Üçüncü bir neden, tercihe göre ‘dış güvenlik’, ‘jeopolitik’ ya da ‘paranoid şizofreni’ olarak adlandırılabilir. Buna göre, İran’ın iç mihrakları, dış mihraklar tarafından kışkırtıldığı için bu protestolar olmaktadır çünkü o dış mihraklar İran’ın küresel ve bölgesel bir güç olarak bulunduğu konumdan memnun değildir. Aynı dış güçlerin Türkiye’yi de istikrarsızlaştırma hedefi olduğu için ve CHP de o dış güçlere karşı olduğundan İran rejimini onlara karşı korumak adına kadın haklarının çiğnenmesine, devlet şiddetine, işkence ve idamlara göz yummak mübahtır.
İşte bu şartlar altında CHP’nin yasa olarak başlatıp AKP’nin Anayasaya çevirdiği tasarı, deprem ve ardından seçim nedeniyle gündemden kalkmıştı. Şimdi Erdoğan’ın bu Anayasa değişikliğini yeniden gündeme getireceği anlaşılıyor. Böyle bir tasarı ‘bohçasının’ içine başka hangi şeriat hükümlerinin sığdırılacağı yakında görülecektir. CHP şimdi Anayasa değişikliğine karşı çıkarsa tek parti ideolojisi saplantısıyla suçlanacak, Meclis’e taşıdığı sağcı müttefikleriyle de arası iyice açılacaktır. Bu nedenle birkaç itiraz ve tadilat şartıyla şeriata geçiş sürecine razı olacağı anlaşılıyor. İran’da da her şey böyle bir yasa hükmüyle başlamıştı ve ilk isyan yine kadınlardan gelmişti.

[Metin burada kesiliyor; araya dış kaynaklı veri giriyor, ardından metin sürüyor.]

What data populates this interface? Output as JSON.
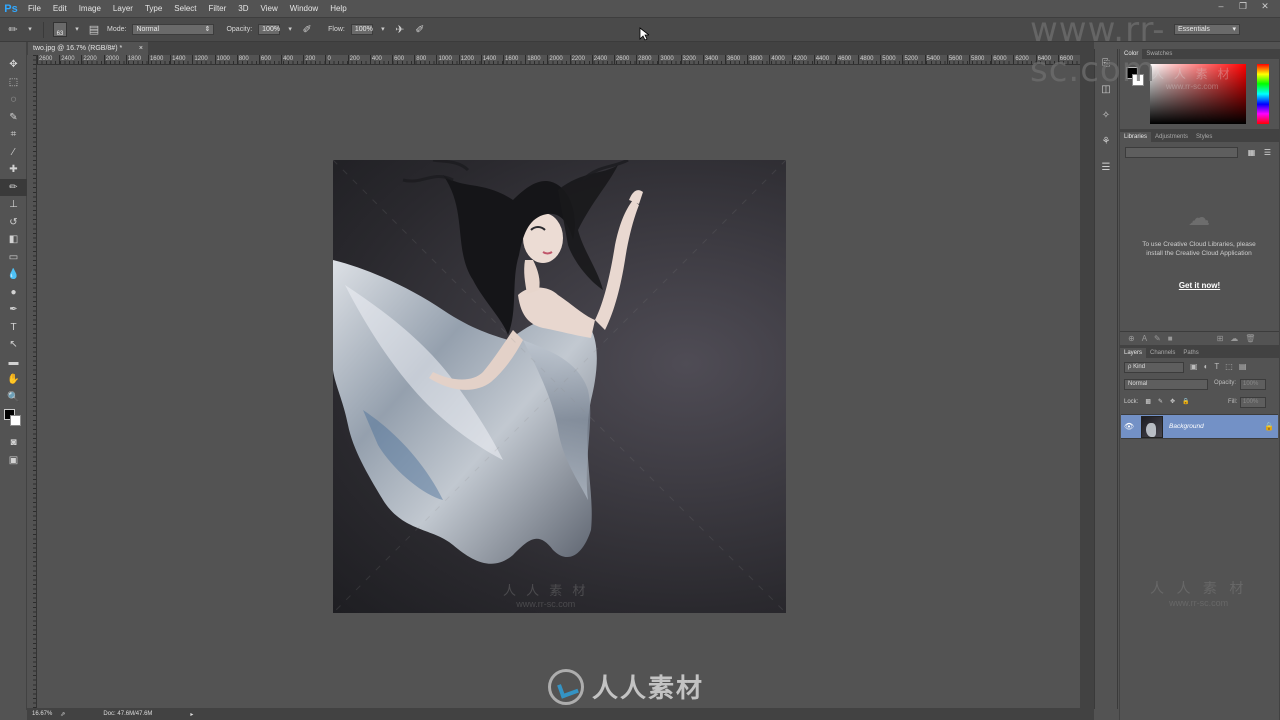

Şahı deviren 1979 İslam devrimi ardından 1930’lardaki başörtüsü yasağı kanununun iptali bekleniyordu. Ama Ayetullah Humeyni, bununla yetinmeyerek kadınların hane dışındaki her alanda başlarını örtmeleri yolunda bir ‘emir’ yayınladı. Ardından, devlet dairelerinde başörtüsü zorunluluğu geldi. 1981’de ise örtünme emri yasalaştı. Başörtüsü takmayan kadınlar iki ay hapis ve para cezasına çarptırılacaktı. Kadınlar 8 Mart 1979’dan itibaren Tahran’da protestolara başladı. İslamcı rejimin ilk muhalifleri, Şah rejimini devirmekte de hayati rol oynayan kadınlar oldu. En büyük zulmü de onlar gördüler. Sokakta devrim muhafızlarının, ahlak polisinin ve Besic milislerinin sistematik saldırıları altında yaşamaya mahkûm edildiler.
Türkiye’de de başörtüsünü fiilen yasaklayan kılık kıyafet kanunu 1930’ların Kemalist ürünüdür. CHP, yüz yıl sonra kendi yasağını kaldırma girişiminde bulundu ama durum, burada kalmayıp “Memlekete şeriat gelecekse onu da biz getiririz” doğrultusunda ilerleme riski taşıyor. O anlamda Erdoğan’ın gollük pas tanımı oldukça yerinde. Kadın bedeni üzerinden yapılan siyaset, hangi biçimde olursa olsun özünde gericidir. 1930’ların yasakçı CHP’si ne kadar gericiyse 2020’lerin hem sözde özgürlükçü CHP’si hem de yasakçı AKP’si aynı şiddette gerici. İran’da olduğu gibi bugünün Türkiye’sinde de kadınların örtünme hakkı ile başlayıp örtünme zorunluluğu ile İslamcı bir rejime geçiş tehlikesi belirmiş bulunuyor.